The Google Tax or Amazon Tax or Facebook Tax is the new tax released in the Union Budget 2016. If you are receiving specified services from a foreign company like facebook or Google you need to deduct Google Tax. Here is all about Equalisation Levy, Google Tax Rates, etc. Read the complete article to know who has to pay it and what happens if not paid.
What is Google Tax India or Equalisation Levy?
Finance Minister Arun Jaitley has introduced the Equalisation Levy in the Union Budget 2016. CBDT (Central Board of Direct Taxes) has notified rules regarding Equalization Levy (simply called as Google Tax or Amazon Tax or Facebook Tax) and said the tax came into effect from 1st June 2016.
This rule is applicable when the payment is made to the company (or companies) that don’t have a permanent establishment in India. This Google tax is applicable only when the payment is made to avail certain B2B (Business-to-Business) services from these technology companies. So, equalisation levy or Google tax will have to be deducted by the business or person availing the services from these companies & deposit the tax collected to authorized banks.
In February 2016, the Committee on Taxation of E-commerce, set up by the CBDT (Central Board of Direct Taxes) had submitted its report to the government suggesting an equalisation levy of 6 to 8% on the amount paid to non-residents by resident Indian for specified services. Those services are mentioned below.
Products and Services
There are some specified services that fall under this rule. Those services and products could range from online advertisements or online advertising space to, creation, design, maintenance or hosting of websites, etc.
Google Tax Rate
This tax is levied at the rate of 6% for any payment that exceeds Rs. 1,00,000 a year from an Indian company to a non-resident for providing specified services.
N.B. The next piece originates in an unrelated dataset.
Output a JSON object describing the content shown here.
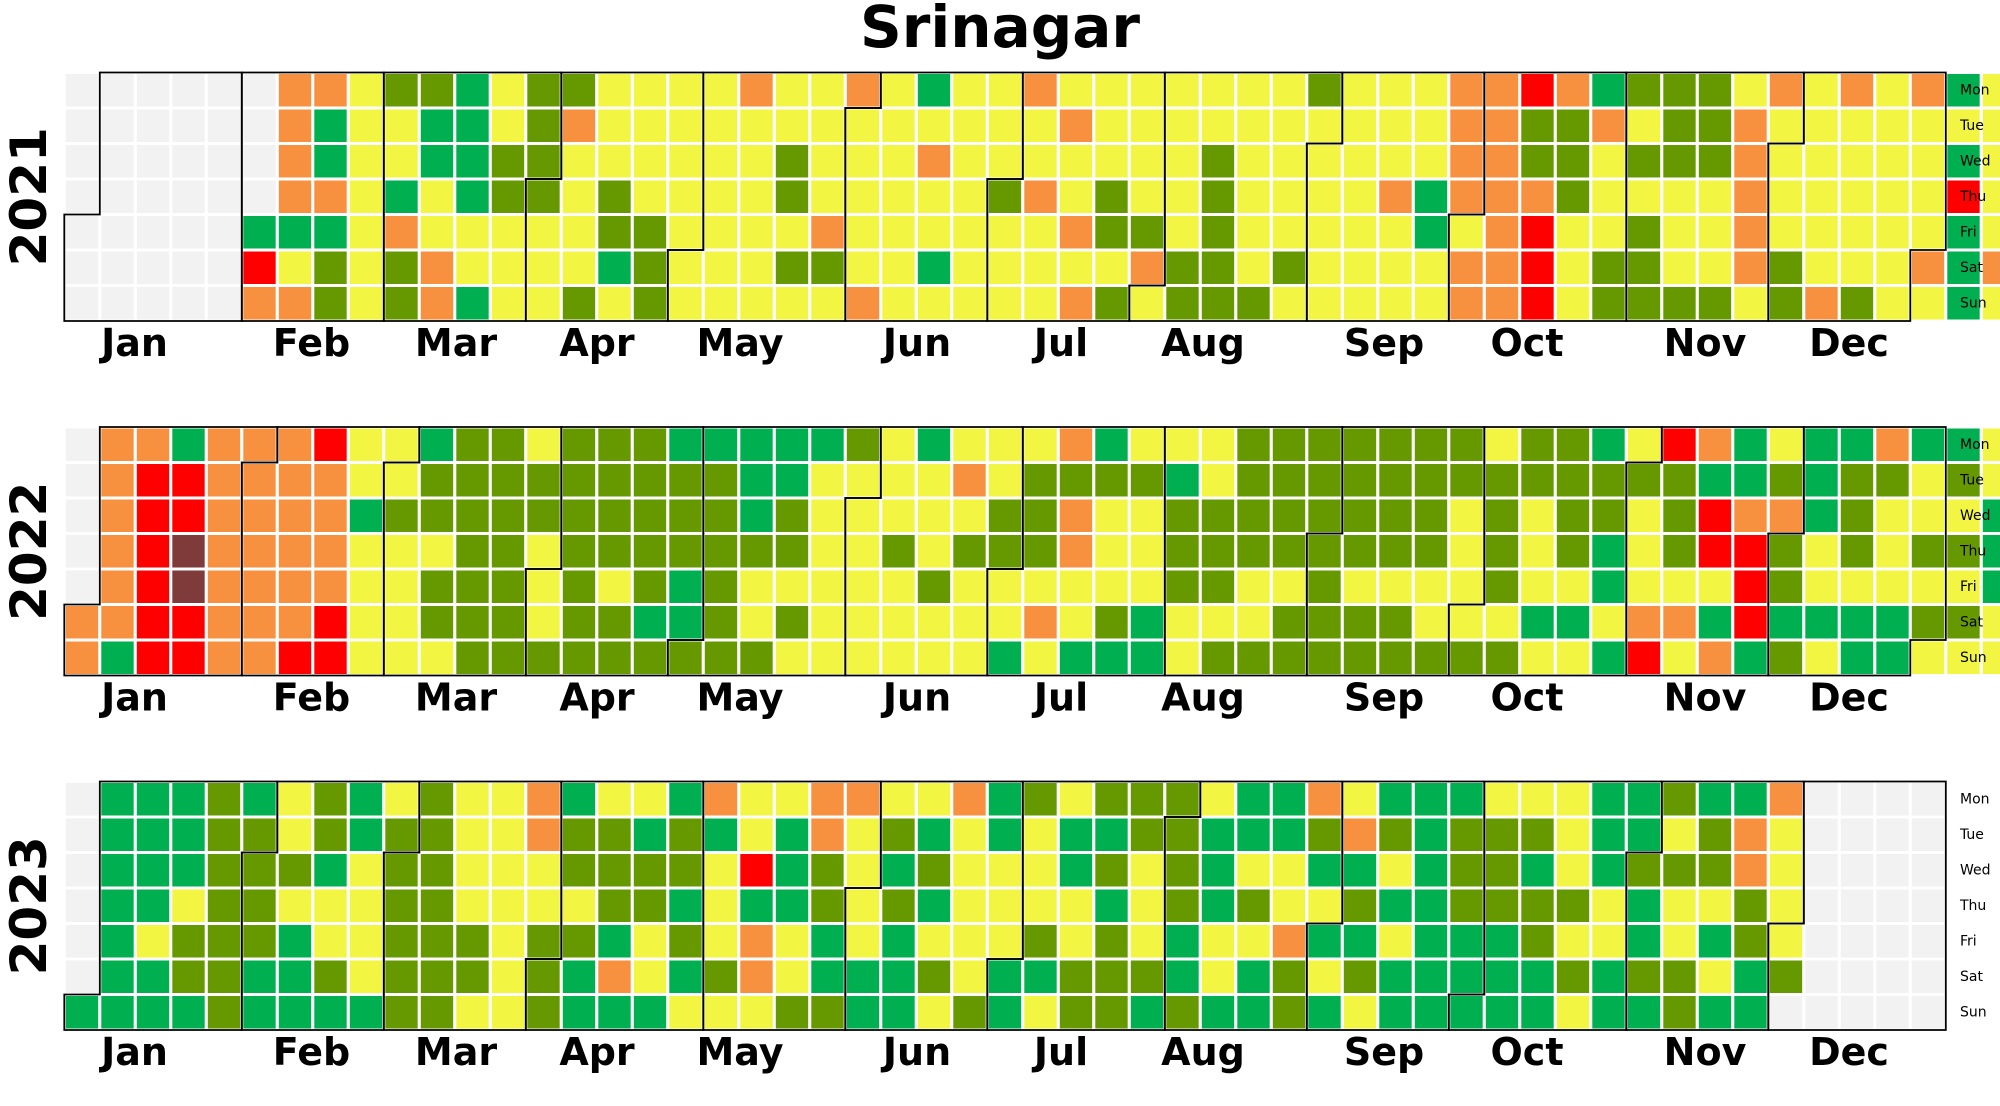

Reason to introduce the Google tax in India
The Google tax is mainly aimed at technology companies that make money through online advertisement services. Their revenue is mostly routed to a tax haven country. OECD (Organization for Economic Cooperation and Development) has suggested this Equalisation Levy as a part of the global base erosion and profit-shifting initiatives. But India became the 1st country to adopt this equalisation levy to tax the digital economy.
In detail, it was aimed at indirectly taxing global Internet firms who make money from Indian online advertisers but they are not registered in the country and don’t fall under the purview of taxation. For this reason, the government has found a way to indirectly tax companies such as Google and Facebook. Instead of imposing a straight tax on digital advertising platforms, the govt has come up with an “Equalisation Levy” of 6% on the fees that advertisers pay. The ‘equalisation’ happens because the government is intentionally making companies such as Facebook and Google pay for the money they make from the local advertisers.
Also, as per some experts, the rate of Google Tax in India (equalisation levy) may go up further in future.
Who will this Google Tax or Amazon Tax impact?
This equalisation levy will impact small & medium size businesses in India that use Facebook or Google for online advertising and marketing promotions. This is because the said companies like Facebook and Google has the strong presence in the advertisement space and are unlikely to take a hit on their revenues. If you are liable to pay the amount to a foreign company to provide advertising services, then you have to withhold 6% of that amount, and that withheld amount should be paid to the government.
Let us assume that Mr. Song Joong Ki runs a company and is liable to pay Rs. 5,00,000 to a foreign company to advertise with them.
With the new tax in place, Mr. Song Joong Ki will have to withhold 6% of the amount i.e., Rs. 30,000 and pay the balance Rs. 4,70,000 to the foreign company for its services. The withheld amount will be paid to the government.
If the foreign company hike the advertising rate taking the new Google Tax India into account, then the Indian business owner, has to bear the loss.
What happens if an Indian company fails to deduct the Equalisation Levy?
As per the Union Budget, if any Indian business company or owner fails to deduct the Google Tax or equalisation levy or doesn’t deposit the same with the government, then that expense will be calculated as a taxable profit of the Indian company. i.e., the company will not be allowed to consider those expenses in calculating taxable profits. This will cause the increase of taxable income, thereby raising the company’s tax liability.